HOUSTON – When it’s time for lunch, the choices for 11-year-old Tristan Allbritton are limitless now. Instead of killing him, a peanut butter and honey sandwich would now be a good choice.
“I can have the candies I like,” Tristan said. “I can freely eat what I want, and I can know I’m safe and I’m not going to have a reaction.”
Tristan is undergoing oral immunotherapy, a six-month weekly process that forces his body to develop what it needs to fight off allergic reactions.
The National Institutes of Health just issued guidelines for it, and Texas Children’s Hospital is conducting a clinical trial to expedite the treatment, in hopes of it one day being widely available.

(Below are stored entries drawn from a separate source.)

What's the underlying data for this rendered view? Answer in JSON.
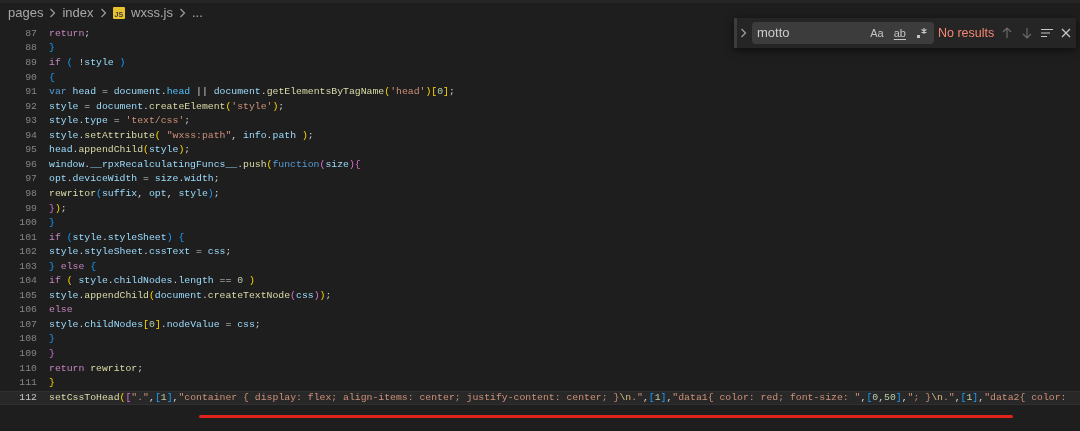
{
  "breadcrumbs": {
    "items": [
      {
        "label": "pages",
        "kind": "folder"
      },
      {
        "label": "index",
        "kind": "folder"
      },
      {
        "label": "wxss.js",
        "kind": "file",
        "badge": "JS"
      },
      {
        "label": "...",
        "kind": "more"
      }
    ]
  },
  "find_widget": {
    "value": "motto",
    "options": [
      {
        "label": "Aa",
        "on": false,
        "kind": "case"
      },
      {
        "label": "ab",
        "on": false,
        "kind": "word"
      },
      {
        "kind": "regex",
        "on": false
      }
    ],
    "status": "No results"
  },
  "editor": {
    "lines": [
      {
        "number": "87",
        "current": false,
        "tokens": [
          {
            "text": "return",
            "kind": "keyword"
          },
          {
            "text": ";",
            "kind": "plain"
          }
        ]
      },
      {
        "number": "88",
        "current": false,
        "tokens": [
          {
            "text": "}",
            "kind": "bracket3"
          }
        ]
      },
      {
        "number": "89",
        "current": false,
        "tokens": [
          {
            "text": "if ",
            "kind": "keyword"
          },
          {
            "text": "(",
            "kind": "bracket3"
          },
          {
            "text": " !",
            "kind": "plain"
          },
          {
            "text": "style ",
            "kind": "variable"
          },
          {
            "text": ")",
            "kind": "bracket3"
          }
        ]
      },
      {
        "number": "90",
        "current": false,
        "tokens": [
          {
            "text": "{",
            "kind": "bracket3"
          }
        ]
      },
      {
        "number": "91",
        "current": false,
        "tokens": [
          {
            "text": "var ",
            "kind": "declaration"
          },
          {
            "text": "head",
            "kind": "variable"
          },
          {
            "text": " = ",
            "kind": "plain"
          },
          {
            "text": "document",
            "kind": "variable"
          },
          {
            "text": ".",
            "kind": "plain"
          },
          {
            "text": "head",
            "kind": "constant"
          },
          {
            "text": " || ",
            "kind": "plain"
          },
          {
            "text": "document",
            "kind": "variable"
          },
          {
            "text": ".",
            "kind": "plain"
          },
          {
            "text": "getElementsByTagName",
            "kind": "function"
          },
          {
            "text": "(",
            "kind": "bracket1"
          },
          {
            "text": "'head'",
            "kind": "string"
          },
          {
            "text": ")",
            "kind": "bracket1"
          },
          {
            "text": "[",
            "kind": "bracket1"
          },
          {
            "text": "0",
            "kind": "number"
          },
          {
            "text": "]",
            "kind": "bracket1"
          },
          {
            "text": ";",
            "kind": "plain"
          }
        ]
      },
      {
        "number": "92",
        "current": false,
        "tokens": [
          {
            "text": "style",
            "kind": "variable"
          },
          {
            "text": " = ",
            "kind": "plain"
          },
          {
            "text": "document",
            "kind": "variable"
          },
          {
            "text": ".",
            "kind": "plain"
          },
          {
            "text": "createElement",
            "kind": "function"
          },
          {
            "text": "(",
            "kind": "bracket1"
          },
          {
            "text": "'style'",
            "kind": "string"
          },
          {
            "text": ")",
            "kind": "bracket1"
          },
          {
            "text": ";",
            "kind": "plain"
          }
        ]
      },
      {
        "number": "93",
        "current": false,
        "tokens": [
          {
            "text": "style",
            "kind": "variable"
          },
          {
            "text": ".",
            "kind": "plain"
          },
          {
            "text": "type",
            "kind": "variable"
          },
          {
            "text": " = ",
            "kind": "plain"
          },
          {
            "text": "'text/css'",
            "kind": "string"
          },
          {
            "text": ";",
            "kind": "plain"
          }
        ]
      },
      {
        "number": "94",
        "current": false,
        "tokens": [
          {
            "text": "style",
            "kind": "variable"
          },
          {
            "text": ".",
            "kind": "plain"
          },
          {
            "text": "setAttribute",
            "kind": "function"
          },
          {
            "text": "(",
            "kind": "bracket1"
          },
          {
            "text": " \"wxss:path\"",
            "kind": "string"
          },
          {
            "text": ", ",
            "kind": "plain"
          },
          {
            "text": "info",
            "kind": "variable"
          },
          {
            "text": ".",
            "kind": "plain"
          },
          {
            "text": "path ",
            "kind": "variable"
          },
          {
            "text": ")",
            "kind": "bracket1"
          },
          {
            "text": ";",
            "kind": "plain"
          }
        ]
      },
      {
        "number": "95",
        "current": false,
        "tokens": [
          {
            "text": "head",
            "kind": "variable"
          },
          {
            "text": ".",
            "kind": "plain"
          },
          {
            "text": "appendChild",
            "kind": "function"
          },
          {
            "text": "(",
            "kind": "bracket1"
          },
          {
            "text": "style",
            "kind": "variable"
          },
          {
            "text": ")",
            "kind": "bracket1"
          },
          {
            "text": ";",
            "kind": "plain"
          }
        ]
      },
      {
        "number": "96",
        "current": false,
        "tokens": [
          {
            "text": "window",
            "kind": "variable"
          },
          {
            "text": ".",
            "kind": "plain"
          },
          {
            "text": "__rpxRecalculatingFuncs__",
            "kind": "variable"
          },
          {
            "text": ".",
            "kind": "plain"
          },
          {
            "text": "push",
            "kind": "function"
          },
          {
            "text": "(",
            "kind": "bracket1"
          },
          {
            "text": "function",
            "kind": "declaration"
          },
          {
            "text": "(",
            "kind": "bracket2"
          },
          {
            "text": "size",
            "kind": "variable"
          },
          {
            "text": ")",
            "kind": "bracket2"
          },
          {
            "text": "{",
            "kind": "bracket2"
          }
        ]
      },
      {
        "number": "97",
        "current": false,
        "tokens": [
          {
            "text": "opt",
            "kind": "variable"
          },
          {
            "text": ".",
            "kind": "plain"
          },
          {
            "text": "deviceWidth",
            "kind": "variable"
          },
          {
            "text": " = ",
            "kind": "plain"
          },
          {
            "text": "size",
            "kind": "variable"
          },
          {
            "text": ".",
            "kind": "plain"
          },
          {
            "text": "width",
            "kind": "variable"
          },
          {
            "text": ";",
            "kind": "plain"
          }
        ]
      },
      {
        "number": "98",
        "current": false,
        "tokens": [
          {
            "text": "rewritor",
            "kind": "function"
          },
          {
            "text": "(",
            "kind": "bracket3"
          },
          {
            "text": "suffix",
            "kind": "variable"
          },
          {
            "text": ", ",
            "kind": "plain"
          },
          {
            "text": "opt",
            "kind": "variable"
          },
          {
            "text": ", ",
            "kind": "plain"
          },
          {
            "text": "style",
            "kind": "variable"
          },
          {
            "text": ")",
            "kind": "bracket3"
          },
          {
            "text": ";",
            "kind": "plain"
          }
        ]
      },
      {
        "number": "99",
        "current": false,
        "tokens": [
          {
            "text": "}",
            "kind": "bracket2"
          },
          {
            "text": ")",
            "kind": "bracket1"
          },
          {
            "text": ";",
            "kind": "plain"
          }
        ]
      },
      {
        "number": "100",
        "current": false,
        "tokens": [
          {
            "text": "}",
            "kind": "bracket3"
          }
        ]
      },
      {
        "number": "101",
        "current": false,
        "tokens": [
          {
            "text": "if ",
            "kind": "keyword"
          },
          {
            "text": "(",
            "kind": "bracket3"
          },
          {
            "text": "style",
            "kind": "variable"
          },
          {
            "text": ".",
            "kind": "plain"
          },
          {
            "text": "styleSheet",
            "kind": "variable"
          },
          {
            "text": ")",
            "kind": "bracket3"
          },
          {
            "text": " {",
            "kind": "bracket3"
          }
        ]
      },
      {
        "number": "102",
        "current": false,
        "tokens": [
          {
            "text": "style",
            "kind": "variable"
          },
          {
            "text": ".",
            "kind": "plain"
          },
          {
            "text": "styleSheet",
            "kind": "variable"
          },
          {
            "text": ".",
            "kind": "plain"
          },
          {
            "text": "cssText",
            "kind": "variable"
          },
          {
            "text": " = ",
            "kind": "plain"
          },
          {
            "text": "css",
            "kind": "variable"
          },
          {
            "text": ";",
            "kind": "plain"
          }
        ]
      },
      {
        "number": "103",
        "current": false,
        "tokens": [
          {
            "text": "} ",
            "kind": "bracket3"
          },
          {
            "text": "else ",
            "kind": "keyword"
          },
          {
            "text": "{",
            "kind": "bracket3"
          }
        ]
      },
      {
        "number": "104",
        "current": false,
        "tokens": [
          {
            "text": "if ",
            "kind": "keyword"
          },
          {
            "text": "(",
            "kind": "bracket1"
          },
          {
            "text": " style",
            "kind": "variable"
          },
          {
            "text": ".",
            "kind": "plain"
          },
          {
            "text": "childNodes",
            "kind": "variable"
          },
          {
            "text": ".",
            "kind": "plain"
          },
          {
            "text": "length",
            "kind": "variable"
          },
          {
            "text": " == ",
            "kind": "plain"
          },
          {
            "text": "0 ",
            "kind": "number"
          },
          {
            "text": ")",
            "kind": "bracket1"
          }
        ]
      },
      {
        "number": "105",
        "current": false,
        "tokens": [
          {
            "text": "style",
            "kind": "variable"
          },
          {
            "text": ".",
            "kind": "plain"
          },
          {
            "text": "appendChild",
            "kind": "function"
          },
          {
            "text": "(",
            "kind": "bracket1"
          },
          {
            "text": "document",
            "kind": "variable"
          },
          {
            "text": ".",
            "kind": "plain"
          },
          {
            "text": "createTextNode",
            "kind": "function"
          },
          {
            "text": "(",
            "kind": "bracket2"
          },
          {
            "text": "css",
            "kind": "variable"
          },
          {
            "text": ")",
            "kind": "bracket2"
          },
          {
            "text": ")",
            "kind": "bracket1"
          },
          {
            "text": ";",
            "kind": "plain"
          }
        ]
      },
      {
        "number": "106",
        "current": false,
        "tokens": [
          {
            "text": "else",
            "kind": "keyword"
          }
        ]
      },
      {
        "number": "107",
        "current": false,
        "tokens": [
          {
            "text": "style",
            "kind": "variable"
          },
          {
            "text": ".",
            "kind": "plain"
          },
          {
            "text": "childNodes",
            "kind": "variable"
          },
          {
            "text": "[",
            "kind": "bracket1"
          },
          {
            "text": "0",
            "kind": "number"
          },
          {
            "text": "]",
            "kind": "bracket1"
          },
          {
            "text": ".",
            "kind": "plain"
          },
          {
            "text": "nodeValue",
            "kind": "variable"
          },
          {
            "text": " = ",
            "kind": "plain"
          },
          {
            "text": "css",
            "kind": "variable"
          },
          {
            "text": ";",
            "kind": "plain"
          }
        ]
      },
      {
        "number": "108",
        "current": false,
        "tokens": [
          {
            "text": "}",
            "kind": "bracket3"
          }
        ]
      },
      {
        "number": "109",
        "current": false,
        "tokens": [
          {
            "text": "}",
            "kind": "bracket2"
          }
        ]
      },
      {
        "number": "110",
        "current": false,
        "tokens": [
          {
            "text": "return ",
            "kind": "keyword"
          },
          {
            "text": "rewritor",
            "kind": "function"
          },
          {
            "text": ";",
            "kind": "plain"
          }
        ]
      },
      {
        "number": "111",
        "current": false,
        "tokens": [
          {
            "text": "}",
            "kind": "bracket1"
          }
        ]
      },
      {
        "number": "112",
        "current": true,
        "tokens": [
          {
            "text": "setCssToHead",
            "kind": "function"
          },
          {
            "text": "(",
            "kind": "bracket1"
          },
          {
            "text": "[",
            "kind": "bracket2"
          },
          {
            "text": "\".\"",
            "kind": "string"
          },
          {
            "text": ",",
            "kind": "plain"
          },
          {
            "text": "[",
            "kind": "bracket3"
          },
          {
            "text": "1",
            "kind": "number"
          },
          {
            "text": "]",
            "kind": "bracket3"
          },
          {
            "text": ",",
            "kind": "plain"
          },
          {
            "text": "\"container { display: flex; align-items: center; justify-content: center; }",
            "kind": "string"
          },
          {
            "text": "\\n",
            "kind": "escape"
          },
          {
            "text": ".\"",
            "kind": "string"
          },
          {
            "text": ",",
            "kind": "plain"
          },
          {
            "text": "[",
            "kind": "bracket3"
          },
          {
            "text": "1",
            "kind": "number"
          },
          {
            "text": "]",
            "kind": "bracket3"
          },
          {
            "text": ",",
            "kind": "plain"
          },
          {
            "text": "\"data1{ color: red; font-size: \"",
            "kind": "string"
          },
          {
            "text": ",",
            "kind": "plain"
          },
          {
            "text": "[",
            "kind": "bracket3"
          },
          {
            "text": "0",
            "kind": "number"
          },
          {
            "text": ",",
            "kind": "plain"
          },
          {
            "text": "50",
            "kind": "number"
          },
          {
            "text": "]",
            "kind": "bracket3"
          },
          {
            "text": ",",
            "kind": "plain"
          },
          {
            "text": "\"; }",
            "kind": "string"
          },
          {
            "text": "\\n",
            "kind": "escape"
          },
          {
            "text": ".\"",
            "kind": "string"
          },
          {
            "text": ",",
            "kind": "plain"
          },
          {
            "text": "[",
            "kind": "bracket3"
          },
          {
            "text": "1",
            "kind": "number"
          },
          {
            "text": "]",
            "kind": "bracket3"
          },
          {
            "text": ",",
            "kind": "plain"
          },
          {
            "text": "\"data2{ color:",
            "kind": "string"
          }
        ]
      }
    ]
  }
}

The necessity to avoid a peanut butter sandwich or read the labels on food products was just a small part of the problem. Tristan’s family was deeply affected.
“We were deathly afraid we were going to get that phone call in the middle of the night, saying, ‘I don’t know what’s going on with your son. He’s not breathing,'” said Brian Albritton, Tristan’s father.
Tristan was limited when traveling. He wasn’t able to go to sleepovers or even on unaccompanied bike rides.
“Once we were done, it was just like, gosh,” said Katie Albritton, Tristan’s mother. “It was like we had just won the lottery — seriously.”
Today there’s no fear, as long as Tristan takes in a small amount of peanuts a day for the rest of his life.
“If he eats a peanut butter sandwich a day for lunch or a Snickers bar, that’s the equivalent, so he’s gotten peanut in,” allergist Dr. Patricia Gomez Dinger said. “We just never want to him to go a day without.”
Dinger said it’s a lifelong commitment, but it’s a game-changer that finally frees families from fear.
“It’s been life-changing — hearing that the siblings are eating peanut butter for the very first time, or that there’s peanuts in the household for the very first time, and they can go on vacation and they can go out to eat at any restaurant,” Dinger said. “So (it’s) completely changing the family dynamic.”
Dinger said parents considering the treatment need to know that while it works, during the first six months, the patients will run the risk of a severe reaction. That’s why the treatment is customized for each patient as he or she goes through the process.
The treatment has been so successful that Dinger’s office is adding a protocol for milk allergies soon.
There are oral immunotherapy and epicutaneous immunotherapy trials ongoing at Texas Children’s Hospital.
“Currently, the oral immunotherapy trials are still enrolling patients, but milk is not guaranteed to be starting soon at Texas Children’s,” according to the hospital.
They also warn patients cannot simply eat what they want as they have to be careful not to eat above their total daily dose for the day of peanut.
The NIH issued guidelines about introducing peanut to infants who don’t have peanut allergy, but there aren’t guidelines about oral immunotherapy.